Er nickte stumm. Seine Miene war für ihn ausgesprochen grimmig. Er war nicht begeistert von der Aussicht, hatte aber drauf bestanden mitzukommen. Etwas, wofür sie dankbar war.
Letzten Endes hielt er den Wagen hinter der noch genutzten Ruine eines der frühen Wohnungsbauprojekte, die zu Beginn der Apartheit errichtet worden waren. Ein altes Gebäude aus roten, unversiegelten Ziegeln, das heruntergekommen wirkte, wahrscheinlich aber noch von irgendeinem armen Schlucker bewohnt wurde..
Sie waren am südostöstlichen Ende der Flats. Es lag nicht viel zwischen ihnen und dem Farmland.
„Wollen wir?“, fragte sie Heidenstein.
Er öffnete die Wagentür, seufzte. „Ja. Lass uns.“
Sie tat es ihm gleich, sprang auf die Straße und sah sich um. Niemand war in der Nähe – was gut war, denn ihr Plan involvierte nicht zuletzt die Armreife, die Heidenstein geschaffen hatte. Es wäre für die meisten normalen Menschen auffällig, sie einfach verschwinden zu sehen.

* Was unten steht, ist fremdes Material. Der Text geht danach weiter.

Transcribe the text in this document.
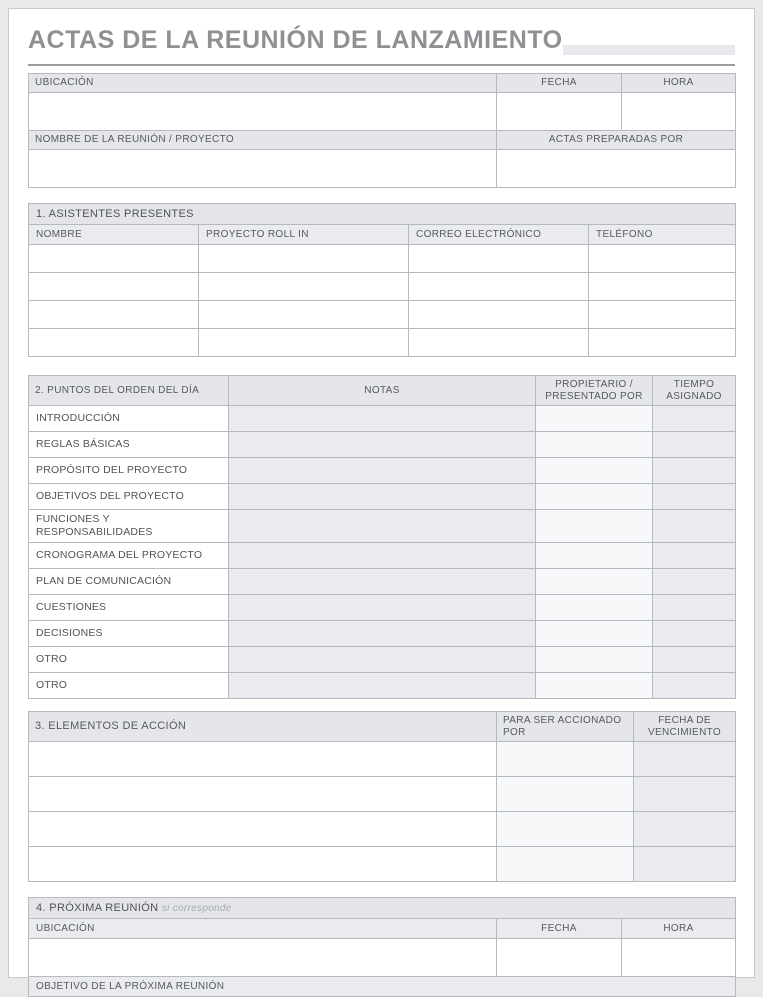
ACTAS DE LA REUNIÓN DE LANZAMIENTO
UBICACIÓN	FECHA	HORA

NOMBRE DE LA REUNIÓN / PROYECTO	ACTAS PREPARADAS POR	

1. ASISTENTES PRESENTES			
NOMBRE	PROYECTO ROLL IN	CORREO ELECTRÓNICO	TELÉFONO

2. PUNTOS DEL ORDEN DEL DÍA	NOTAS	PROPIETARIO / PRESENTADO POR	TIEMPO ASIGNADO
INTRODUCCIÓN			
REGLAS BÁSICAS			
PROPÓSITO DEL PROYECTO			
OBJETIVOS DEL PROYECTO			
FUNCIONES Y RESPONSABILIDADES			
CRONOGRAMA DEL PROYECTO			
PLAN DE COMUNICACIÓN			
CUESTIONES			
DECISIONES			
OTRO			
OTRO			
3. ELEMENTOS DE ACCIÓN	PARA SER ACCIONADO POR	FECHA DE VENCIMIENTO

4. PRÓXIMA REUNIÓN si corresponde		
UBICACIÓN	FECHA	HORA

OBJETIVO DE LA PRÓXIMA REUNIÓN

Pakhet umrundete den Wagen, da er mit der rechten Seite am Haus stand, gesellte sich zu Heidenstein.
Er seufzte noch einmal. Er hatte eine Kamera dabei. Eine von diesen Action-Cams, die in letzter Zeit mehr und mehr genutzt wurden. Die Hoffnung war, dass sie sich eine Übersicht über den Aufbau des Gebäudes verschaffen konnten.
„Wenn wir sie finden“, begann Heidenstein vorsichtig und sprach dabei fraglos über Dené, „reicht es eigentlich, wenn wir die Adresse an diesen Tutu weitergeben, oder?“
Auch Pakhet hatte darüber nachgedacht. Ihre Aufgabe war eigentlich nur, herauszufinden, wo Dené war. Natürlich war impliziert, dass sie sie zu Tutu bringen sollten, oder? Eigentlich reichte es, herauszufinden, wo sie war. Sie könnten Bescheid sagen, es die Gangs regeln lassen, die fraglos für Tutu arbeiteten. Immerhin war er bekannt für seine „Security“.

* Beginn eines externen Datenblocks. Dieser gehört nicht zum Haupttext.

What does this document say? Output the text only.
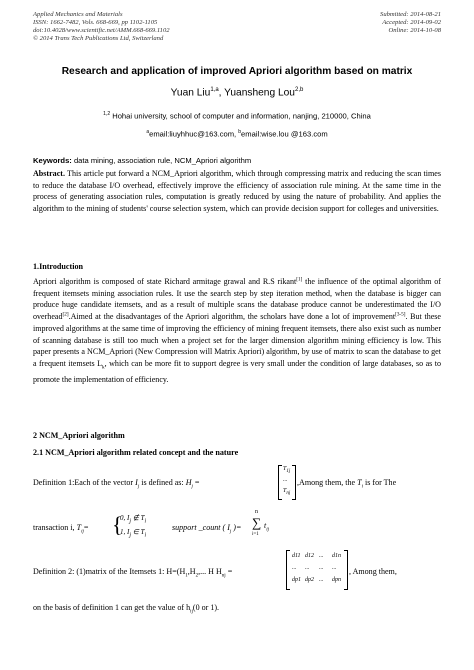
Applied Mechanics and Materials
ISSN: 1662-7482, Vols. 668-669, pp 1102-1105
doi:10.4028/www.scientific.net/AMM.668-669.1102
© 2014 Trans Tech Publications Ltd, Switzerland
Submitted: 2014-08-21
Accepted: 2014-09-02
Online: 2014-10-08
Research and application of improved Apriori algorithm based on matrix
Yuan Liu$^{1,a}$, Yuansheng Lou$^{2,b}$
$^{1,2}$ Hohai university, school of computer and information, nanjing, 210000, China
$^a$email:liuyhhuc@163.com, $^b$email:wise.lou @163.com
Keywords: data mining, association rule, NCM_Apriori algorithm
Abstract. This article put forward a NCM_Apriori algorithm, which through compressing matrix and reducing the scan times to reduce the database I/O overhead, effectively improve the efficiency of association rule mining. At the same time in the process of generating association rules, computation is greatly reduced by using the nature of probability. And applies the algorithm to the mining of students' course selection system, which can provide decision support for colleges and universities.
1.Introduction
Apriori algorithm is composed of state Richard armitage grawal and R.S rikant[1] the influence of the optimal algorithm of frequent itemsets mining association rules. It use the search step by step iteration method, when the database is bigger can produce huge candidate itemsets, and as a result of multiple scans the database produce cannot be underestimated the I/O overhead[2].Aimed at the disadvantages of the Apriori algorithm, the scholars have done a lot of improvement[3-5]. But these improved algorithms at the same time of improving the efficiency of mining frequent itemsets, there also exist such as number of scanning database is still too much when a project set for the larger dimension algorithm mining efficiency is low. This paper presents a NCM_Apriori (New Compression will Matrix Apriori) algorithm, by use of matrix to scan the database to get a frequent itemsets $L_k$, which can be more fit to support degree is very small under the condition of large databases, so as to promote the implementation of efficiency.
2 NCM_Apriori algorithm
2.1 NCM_Apriori algorithm related concept and the nature
Definition 1:Each of the vector $I_j$ is defined as: $H_j$ =
$T_{1j}$
...
$T_{nj}$
,Among them, the $T_i$ is for The
transaction i, $T_{ij}=$ {
0, $I_j$ ∉ $T_i$
1, $I_j$ ∈ $T_i$
support _count ( $I_j$ )=
n
∑
i=1
$t_{ij}$
Definition 2: (1)matrix of the Itemsets 1: $H=(H_1,H_2$,... H $H_{nj}$ =
d11 d12 ... d1n
... ... ... ...
dp1 dp2 ... dpn
, Among them,
on the basis of definition 1 can get the value of $h_{ij}(0$ or 1).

Eigentlich hätte es gereicht, ihm zu sagen, was sie nun wussten. Doch Pakhet hasste es, auf die Worte des Scouts zu vertrauen. Sie wollte Bestätigung. Denn auch, wenn er nicht gelogen hatte, wenn er Dené wirklich dahin gebracht hatte, so hieß das noch lange nicht, dass sie sich auch jetzt dort befand.

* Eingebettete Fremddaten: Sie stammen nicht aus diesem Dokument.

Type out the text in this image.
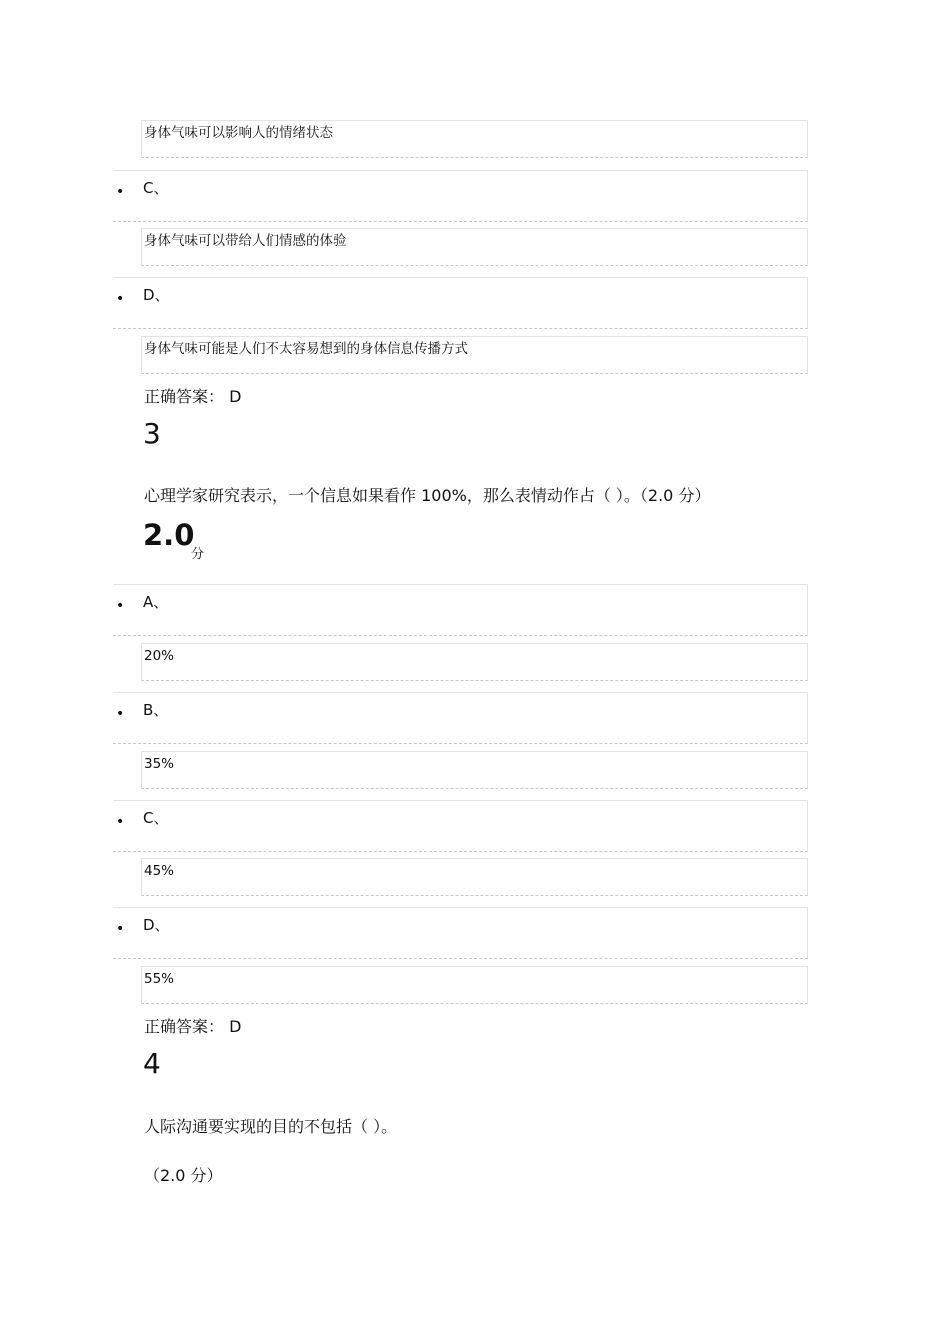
身体气味可以影响人的情绪状态
• C、
身体气味可以带给人们情感的体验
• D、
身体气味可能是人们不太容易想到的身体信息传播方式
正确答案： D
3
心理学家研究表示，一个信息如果看作 100%，那么表情动作占（ ）。（2.0 分）
2.0
分
• A、
20%
• B、
35%
• C、
45%
• D、
55%
正确答案： D
4
人际沟通要实现的目的不包括（ ）。
（2.0 分）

Sie hasste es darüber nachzudenken.
„Ja“, murmelte sie matt, schluckte. Ein ungutes Gefühl breitete sich in ihrer Magengegend aus.
Noch immer gab es vieles, was ihr an der Sache nicht gefiel. Der Auftrag selbst war ein Teil davon. Sicher, Tutu war dafür bekannt, einer der respektvolleren Pimps zu sein. Seine Mädchen waren sicher, seine Mädchen wurden bezahlt. Aber es waren auch vorher Mädchen verschwunden, das hatte man ihr erzählt, warum also die Bezahlung für Dené? Warum war sie so besonders? Es war eine Menge Geld, um ein einzelnes Mädchen wiederzufinden, wenn er doch andere hatte, die für ihn arbeiteten.
Hatte Dené eine besondere Verbindung zu ihm oder hatte er Hintergedanken?
Dann war da die Sache, dass sie nicht sicher sein konnten, was sie an dem Casino finden würden. Sie wusste zu wenig über die Leute, hatte kaum Möglichkeiten, mehr herauszufinden. Informationen kosteten Geld – oder sehr viel Aufwand und Zeit. Sie hatte nichts davon. Gut, sie hatte Geld, doch Geld ausgeben, um einen Auftrag, für den sie bezahlt wurde, auszuführen, war widersprüchlich.
Und dann war da noch eine Sache: Heidenstein hatte ihr gesagt, dass die Scouts nach aktueller Beweislage nur vierundzwanzig Stunden lang festgehalten würden. Nicht genug. Und dann? Dann konnte das ganze viel komplizierter werden, vor allem nachdem ihr Singvogel sie erkannt hatte. Es wäre wahrscheinlich einfacher gewesen, sie zu töten.
„Pakhet?“ Heidensteins fragende Stimme riss sie aus ihren Gedanken.
Sie holte tief Luft, nickte. „Lass uns gehen“, murmelte sie. Sie konnten es nicht länger verschieben.
Er musterte sie besorgt, nickte selbst und aktivierte den Zauber. Er verschwand.
Auch sie berührte den Armreif, wurde unsichtbar.
Für einen Moment stand sie so dort, dann bemerkte sie Heidensteins Hand, die nach der ihren tastete.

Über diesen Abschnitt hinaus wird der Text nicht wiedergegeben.